Interview with Ann Brownfield about her experience as a designer Kansas City and other Midwestern cities. She recalls her start designing shoes in St. Louis, later teaching pattern-making in Grand Island, Nebraska, and working in sportswear, coat, and suit design at Brand and Puritz after moving to Kansas City in 1960. She describes opening her own factory in Kansas City, Kansas, designing and sewing small collections for a variety of clients, including making warm-up suits for the 1972 US Olympic ski team; and her later closure due to the decline of skilled sewing machine operators. She also discusses the decline of the local industry, manufacturing moving overseas, and later working in retail, giving tours of the old garment district, and beginning to collect clothing and other items from local manufacturers.
Interview with Marshall Gordon about his family's experience in the Kansas City garment industry. His father, Hyman Gordon, operated the Frances Gee Company, manufacturing inexpensive housedresses during the Depression and World War II, later shifting to manufacturing uniforms. Marshall discusses working at the family business from 1960 to 1972, and returning after his father passed away in the early 1990s. He discusses their shift to manufacturing in Puerto Rico and Japan, the decline of the company, their relationship with the garment workers' union, as well as their real estate holdings and development work.
Interview with Bill Kaiser about his life and his company, the Bill Kaiser Company, which was a supplier to the Midwestern garment industry. He discusses his family's business importing sewing machine parts in New York, and starting his company in Kansas City after moving from New York in 1971 supplying local manufacturers with sewing machines and parts, pressing equipment, and other supplies. He notes that by 1971 manufacturing had largely moved out of the city into smaller regional towns, and says that he believes a resistance to new, faster technology and automation was a factor in the decline of the local industry. He also discusses the assembly line process of clothing manufacturing and the variety of machines and other equipment required for production, and the American garment industry's shift to overseas manufacturing.

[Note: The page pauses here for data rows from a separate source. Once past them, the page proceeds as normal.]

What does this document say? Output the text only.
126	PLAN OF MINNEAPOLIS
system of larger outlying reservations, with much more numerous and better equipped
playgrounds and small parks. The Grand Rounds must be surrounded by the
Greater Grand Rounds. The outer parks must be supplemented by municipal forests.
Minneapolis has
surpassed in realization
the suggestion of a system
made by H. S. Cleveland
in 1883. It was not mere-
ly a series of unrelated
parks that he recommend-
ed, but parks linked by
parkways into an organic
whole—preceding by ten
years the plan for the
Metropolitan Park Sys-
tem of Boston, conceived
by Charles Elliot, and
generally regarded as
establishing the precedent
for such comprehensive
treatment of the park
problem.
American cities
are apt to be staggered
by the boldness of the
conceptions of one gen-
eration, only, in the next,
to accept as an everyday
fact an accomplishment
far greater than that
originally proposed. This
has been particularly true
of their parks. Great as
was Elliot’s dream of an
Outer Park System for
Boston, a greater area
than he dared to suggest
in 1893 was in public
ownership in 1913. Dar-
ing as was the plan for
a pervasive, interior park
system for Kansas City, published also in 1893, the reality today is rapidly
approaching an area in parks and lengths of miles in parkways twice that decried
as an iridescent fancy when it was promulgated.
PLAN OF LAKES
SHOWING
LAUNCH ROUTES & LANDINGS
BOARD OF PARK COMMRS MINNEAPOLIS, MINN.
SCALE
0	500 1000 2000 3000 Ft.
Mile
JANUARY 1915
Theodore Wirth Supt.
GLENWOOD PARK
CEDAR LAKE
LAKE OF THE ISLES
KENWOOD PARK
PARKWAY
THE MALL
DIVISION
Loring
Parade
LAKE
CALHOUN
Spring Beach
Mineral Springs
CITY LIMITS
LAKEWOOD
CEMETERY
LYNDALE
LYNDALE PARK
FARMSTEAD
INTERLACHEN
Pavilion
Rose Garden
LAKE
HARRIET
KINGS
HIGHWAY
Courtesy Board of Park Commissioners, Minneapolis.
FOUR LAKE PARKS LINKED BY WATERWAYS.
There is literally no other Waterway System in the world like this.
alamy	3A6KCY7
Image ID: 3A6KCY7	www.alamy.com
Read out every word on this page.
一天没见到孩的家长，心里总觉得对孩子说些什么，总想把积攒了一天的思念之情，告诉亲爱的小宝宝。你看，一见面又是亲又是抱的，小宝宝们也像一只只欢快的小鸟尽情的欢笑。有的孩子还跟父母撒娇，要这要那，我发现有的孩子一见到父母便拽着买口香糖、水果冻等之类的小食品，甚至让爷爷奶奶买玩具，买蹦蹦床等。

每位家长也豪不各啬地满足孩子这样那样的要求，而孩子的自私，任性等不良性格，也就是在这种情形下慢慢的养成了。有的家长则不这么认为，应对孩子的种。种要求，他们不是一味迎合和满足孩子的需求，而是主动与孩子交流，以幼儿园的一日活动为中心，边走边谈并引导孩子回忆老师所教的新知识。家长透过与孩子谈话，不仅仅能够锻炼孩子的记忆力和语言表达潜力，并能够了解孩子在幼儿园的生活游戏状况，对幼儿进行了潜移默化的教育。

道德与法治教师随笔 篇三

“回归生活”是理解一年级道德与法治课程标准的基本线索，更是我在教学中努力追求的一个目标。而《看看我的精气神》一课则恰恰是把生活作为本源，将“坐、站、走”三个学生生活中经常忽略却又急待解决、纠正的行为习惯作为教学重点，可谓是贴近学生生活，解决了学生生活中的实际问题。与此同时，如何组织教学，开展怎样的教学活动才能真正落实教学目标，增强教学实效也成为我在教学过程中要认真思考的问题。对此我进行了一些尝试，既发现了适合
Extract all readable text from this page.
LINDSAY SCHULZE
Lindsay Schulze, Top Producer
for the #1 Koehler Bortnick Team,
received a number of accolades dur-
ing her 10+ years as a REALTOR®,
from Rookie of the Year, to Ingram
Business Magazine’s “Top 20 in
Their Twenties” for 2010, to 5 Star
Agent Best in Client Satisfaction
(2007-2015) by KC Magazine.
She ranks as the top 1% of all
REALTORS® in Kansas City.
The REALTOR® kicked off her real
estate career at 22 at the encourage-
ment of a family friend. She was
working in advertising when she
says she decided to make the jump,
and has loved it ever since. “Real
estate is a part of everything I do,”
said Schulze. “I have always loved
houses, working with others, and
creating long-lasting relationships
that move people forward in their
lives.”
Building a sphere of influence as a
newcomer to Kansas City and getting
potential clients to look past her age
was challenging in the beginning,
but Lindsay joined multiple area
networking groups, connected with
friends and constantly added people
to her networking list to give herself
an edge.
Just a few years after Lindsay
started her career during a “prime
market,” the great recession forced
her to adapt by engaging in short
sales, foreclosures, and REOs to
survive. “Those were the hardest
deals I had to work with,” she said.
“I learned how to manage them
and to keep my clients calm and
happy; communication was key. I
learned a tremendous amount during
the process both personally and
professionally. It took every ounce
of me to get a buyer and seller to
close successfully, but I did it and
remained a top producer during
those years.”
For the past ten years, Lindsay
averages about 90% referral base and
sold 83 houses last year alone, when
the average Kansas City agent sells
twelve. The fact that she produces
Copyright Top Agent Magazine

Interview with Barbara Bloch about her family's history in the Kansas City garment industry. She discusses her family history in the business, sewing in the factory at 12 years old, and entering the restaurant uniform business by selling aprons to Kelly's Bar in Westport. She discusses the growth of that venture, her later work in direct sales of high-end clothing and accessories, and later opening Her Majesty's Closet, a luxury consignment store in Prairie Village, Kansas. She also notes new and remaining people in the local garment industry, as well as describing the business of operating her consignment store, and they discuss the prevalence of Jewish business owners in the industry.